Real-world networks, such as social networks, are naturally represented by layers depicting different kinds of connections. Dane Taylor of University of North Carolina, Chapel Hill, uses this concept to study community structure in multilayer networks, such as, memory formation in brain networks, community detection in bioinformatics applications, and microbial interaction networks.
At a minisymposium on Modeling and Computational Methods in Network Science and Applications at the SIAM Conference on Computational Science and Engineering being held in Atlanta, GA this week, Taylor outlined best practices and basic limitations in community detection.
Basically, community detection or “clustering” involves clustering nodes in a community. This is followed by clustering layers. In a simple case, in a two-layer network, the two layers can represent complementary data sources and interconnected systems. To extend community detection to multilayer networks, Taylor's team uses the stochastic block model (SBM), which is widely used for community detection or clustering. SBM tends to produce graphs depicting communities that are subsets characterized by connectedness. The connectedness is described by edge densities; edges within communities may be more common than edges between communities. The SBM is important in statistics, machine learning, and network science.
In order to extract information from a multilayer network, sets of layers with meaningful similarities in community structure are identified and compiled. In the "strata multilayer stochastic block model'' (sMLSBM)—a probabilistic model for multilayer community structure—groups of layers called "strata'' are defined such that all layers within a stratum have community structure described by a common stochastic block model (SBM).

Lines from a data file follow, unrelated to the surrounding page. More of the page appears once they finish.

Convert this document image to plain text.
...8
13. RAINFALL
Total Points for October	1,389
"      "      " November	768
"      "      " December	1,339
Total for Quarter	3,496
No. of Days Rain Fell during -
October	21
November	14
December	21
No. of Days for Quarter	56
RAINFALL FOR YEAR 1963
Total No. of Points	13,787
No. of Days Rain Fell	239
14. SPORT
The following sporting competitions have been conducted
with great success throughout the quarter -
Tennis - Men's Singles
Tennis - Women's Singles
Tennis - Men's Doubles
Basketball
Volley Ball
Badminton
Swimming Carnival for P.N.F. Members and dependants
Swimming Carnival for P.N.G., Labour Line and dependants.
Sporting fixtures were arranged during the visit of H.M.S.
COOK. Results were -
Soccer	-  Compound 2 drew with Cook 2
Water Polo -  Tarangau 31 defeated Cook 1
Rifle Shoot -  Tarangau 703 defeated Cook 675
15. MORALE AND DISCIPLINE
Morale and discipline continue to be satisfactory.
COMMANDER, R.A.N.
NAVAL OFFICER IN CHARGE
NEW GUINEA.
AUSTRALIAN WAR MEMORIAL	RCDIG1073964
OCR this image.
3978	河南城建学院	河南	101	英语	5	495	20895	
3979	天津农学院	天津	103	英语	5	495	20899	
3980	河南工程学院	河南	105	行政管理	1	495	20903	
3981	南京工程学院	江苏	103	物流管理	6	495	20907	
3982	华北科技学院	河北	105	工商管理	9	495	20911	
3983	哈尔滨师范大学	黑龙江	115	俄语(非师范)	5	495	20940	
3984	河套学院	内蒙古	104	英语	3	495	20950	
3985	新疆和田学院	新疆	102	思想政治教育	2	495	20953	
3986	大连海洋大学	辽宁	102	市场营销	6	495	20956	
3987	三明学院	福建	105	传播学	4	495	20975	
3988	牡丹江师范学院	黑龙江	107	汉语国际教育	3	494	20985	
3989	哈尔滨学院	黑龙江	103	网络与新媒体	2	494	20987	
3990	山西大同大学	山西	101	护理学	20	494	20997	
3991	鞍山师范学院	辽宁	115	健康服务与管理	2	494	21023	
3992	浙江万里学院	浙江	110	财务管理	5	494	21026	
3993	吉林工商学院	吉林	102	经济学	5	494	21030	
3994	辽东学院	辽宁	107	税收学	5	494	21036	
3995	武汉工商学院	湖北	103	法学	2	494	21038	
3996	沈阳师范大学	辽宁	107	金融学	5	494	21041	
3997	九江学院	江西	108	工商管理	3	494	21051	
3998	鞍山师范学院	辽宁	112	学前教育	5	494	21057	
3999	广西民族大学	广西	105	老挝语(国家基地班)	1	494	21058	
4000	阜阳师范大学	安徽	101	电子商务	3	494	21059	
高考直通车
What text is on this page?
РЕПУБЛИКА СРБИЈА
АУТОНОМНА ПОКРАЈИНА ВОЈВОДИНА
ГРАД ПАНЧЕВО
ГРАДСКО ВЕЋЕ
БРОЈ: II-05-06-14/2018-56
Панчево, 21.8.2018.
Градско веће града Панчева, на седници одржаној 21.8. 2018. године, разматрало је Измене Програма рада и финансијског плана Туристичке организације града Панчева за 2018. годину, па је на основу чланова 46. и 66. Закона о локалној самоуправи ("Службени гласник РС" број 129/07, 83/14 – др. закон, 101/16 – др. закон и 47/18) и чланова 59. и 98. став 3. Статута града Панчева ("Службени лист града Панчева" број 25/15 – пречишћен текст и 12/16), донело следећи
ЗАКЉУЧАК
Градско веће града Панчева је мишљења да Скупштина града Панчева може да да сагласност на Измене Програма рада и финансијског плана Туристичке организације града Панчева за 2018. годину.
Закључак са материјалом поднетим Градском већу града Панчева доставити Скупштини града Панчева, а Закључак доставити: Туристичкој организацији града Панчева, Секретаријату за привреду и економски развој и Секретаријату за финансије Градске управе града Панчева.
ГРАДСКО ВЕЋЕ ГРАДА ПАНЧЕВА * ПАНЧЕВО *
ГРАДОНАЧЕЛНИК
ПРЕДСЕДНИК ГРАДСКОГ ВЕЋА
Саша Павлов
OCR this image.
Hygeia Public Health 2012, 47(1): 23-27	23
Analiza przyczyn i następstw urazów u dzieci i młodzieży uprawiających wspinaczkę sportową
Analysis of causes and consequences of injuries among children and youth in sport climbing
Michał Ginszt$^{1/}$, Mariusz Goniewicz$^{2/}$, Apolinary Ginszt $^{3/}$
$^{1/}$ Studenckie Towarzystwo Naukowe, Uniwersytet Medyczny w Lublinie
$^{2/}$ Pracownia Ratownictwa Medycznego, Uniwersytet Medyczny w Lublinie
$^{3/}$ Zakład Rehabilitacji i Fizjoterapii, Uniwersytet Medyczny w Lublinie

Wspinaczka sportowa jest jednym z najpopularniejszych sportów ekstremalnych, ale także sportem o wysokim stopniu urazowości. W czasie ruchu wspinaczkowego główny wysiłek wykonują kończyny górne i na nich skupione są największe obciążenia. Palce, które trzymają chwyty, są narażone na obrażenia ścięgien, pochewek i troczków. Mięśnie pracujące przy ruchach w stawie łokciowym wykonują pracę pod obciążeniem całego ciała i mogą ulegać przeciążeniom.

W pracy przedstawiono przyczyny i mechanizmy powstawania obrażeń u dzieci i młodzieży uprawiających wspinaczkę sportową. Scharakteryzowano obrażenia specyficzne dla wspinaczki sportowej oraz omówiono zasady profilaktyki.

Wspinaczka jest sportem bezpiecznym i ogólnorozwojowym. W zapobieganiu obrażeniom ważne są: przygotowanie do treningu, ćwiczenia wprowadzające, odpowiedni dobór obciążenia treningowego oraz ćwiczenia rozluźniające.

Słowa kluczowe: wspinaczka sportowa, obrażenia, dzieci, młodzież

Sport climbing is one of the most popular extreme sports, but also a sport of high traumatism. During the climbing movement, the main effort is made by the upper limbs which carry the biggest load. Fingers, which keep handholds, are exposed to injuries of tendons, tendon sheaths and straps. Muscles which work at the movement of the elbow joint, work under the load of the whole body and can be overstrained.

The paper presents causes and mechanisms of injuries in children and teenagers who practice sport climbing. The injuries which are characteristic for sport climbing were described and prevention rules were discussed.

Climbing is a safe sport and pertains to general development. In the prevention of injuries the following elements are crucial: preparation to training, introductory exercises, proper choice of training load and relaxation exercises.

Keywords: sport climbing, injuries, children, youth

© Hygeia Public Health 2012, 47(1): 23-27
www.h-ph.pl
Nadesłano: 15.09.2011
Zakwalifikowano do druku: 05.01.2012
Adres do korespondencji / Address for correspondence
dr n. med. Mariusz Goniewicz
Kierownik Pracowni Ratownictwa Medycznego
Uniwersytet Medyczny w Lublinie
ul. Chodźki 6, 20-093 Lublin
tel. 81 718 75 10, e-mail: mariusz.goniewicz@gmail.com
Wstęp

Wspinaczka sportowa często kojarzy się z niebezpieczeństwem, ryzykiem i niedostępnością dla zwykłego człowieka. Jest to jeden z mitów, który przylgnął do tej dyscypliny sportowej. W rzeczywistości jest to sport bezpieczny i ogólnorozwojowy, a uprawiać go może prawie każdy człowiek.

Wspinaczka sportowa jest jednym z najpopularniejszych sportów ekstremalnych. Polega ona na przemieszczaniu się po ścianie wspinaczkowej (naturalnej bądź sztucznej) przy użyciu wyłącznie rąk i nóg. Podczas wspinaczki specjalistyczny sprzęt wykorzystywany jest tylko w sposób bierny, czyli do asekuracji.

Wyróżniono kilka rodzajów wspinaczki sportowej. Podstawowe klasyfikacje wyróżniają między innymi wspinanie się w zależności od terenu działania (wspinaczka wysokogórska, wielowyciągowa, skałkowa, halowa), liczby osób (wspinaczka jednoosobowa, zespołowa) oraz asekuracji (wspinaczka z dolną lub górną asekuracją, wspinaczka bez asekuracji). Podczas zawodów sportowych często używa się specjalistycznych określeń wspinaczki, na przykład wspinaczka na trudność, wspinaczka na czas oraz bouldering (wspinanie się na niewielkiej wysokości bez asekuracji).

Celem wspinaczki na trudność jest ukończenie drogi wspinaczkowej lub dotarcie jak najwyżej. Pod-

Taylor also described the effect of layer aggregation on community detectability. Layer aggregation saves memory and computation and is central to temporal network analysis, that is, networks that are time-dependent. Layer aggregation helps improve statistical inference and enhance community detection.
There are two approaches for layer aggregation: summing the layers’ adjacency matrices and thresholding the summation. Summing the layers' adjacency matrices causes the detectability limit to vanish with increasing numbers of layers.
Layer aggregation can thus affect and improve our ability to find community structure.